Não basta fazer pesquisa de qualidade, focalizando temas relevantes e problemas cruciais. É preciso explicitá-la de modo compreensível, favorecendo sua imediata assimilação pelos agentes profissionais que poderão fazer aplicações imediatas no interior do sistema produtivo.

Mas não se pode negligenciar a exposição das estratégias metodológicas e até mesmo das opções taxonômicas feitas no processo de construção das hipóteses de trabalho. Este é um requisito imprescindível para o diálogo com interlocutores externos, muitos deles responsáveis pela tomada de decisões sobre o fomento científico, cujas leituras são feitas de acordo com códigos transdisciplinares.

Apesar de o método científico adequar-se necessariamente ao objeto pesquisado, justificando o fortalecimento das identidades acadêmicas, na verdade a linguagem científica é uma só, validada por colégios invisíveis situados em diferentes quadrantes da geografia.
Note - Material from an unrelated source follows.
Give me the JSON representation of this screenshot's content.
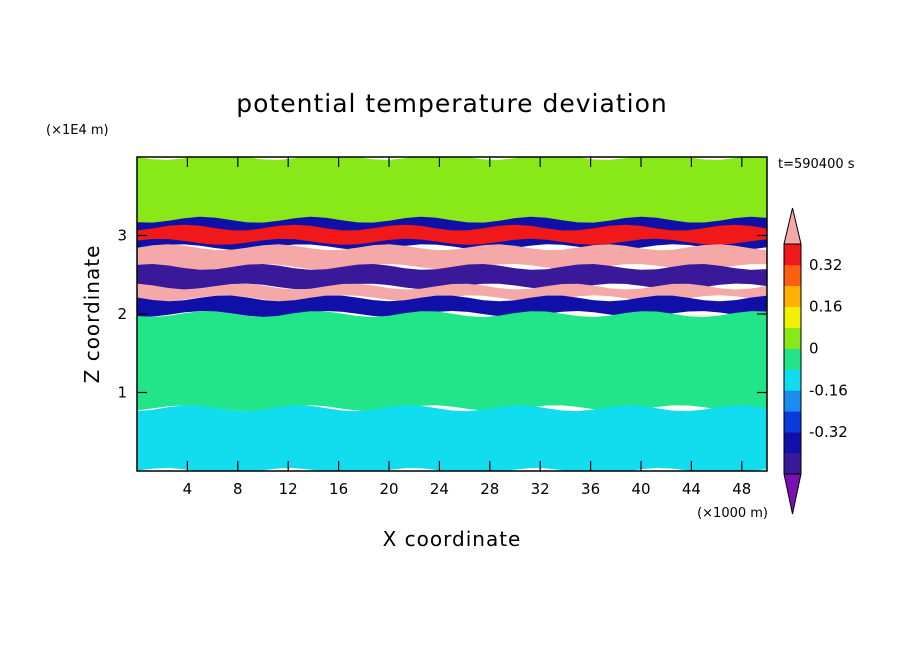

Ficar atento a esse detalhe constitui o ponto de partida para a obtenção de coeficiente positivo de comunicabilidade entre pesquisadores de uma mesma área, dentro do mundo acadêmico. Mas também para a conquista de legitimação satisfatória por parte de disciplinas ainda em fase de reconhecimento institucional, como é o caso do Jornalismo.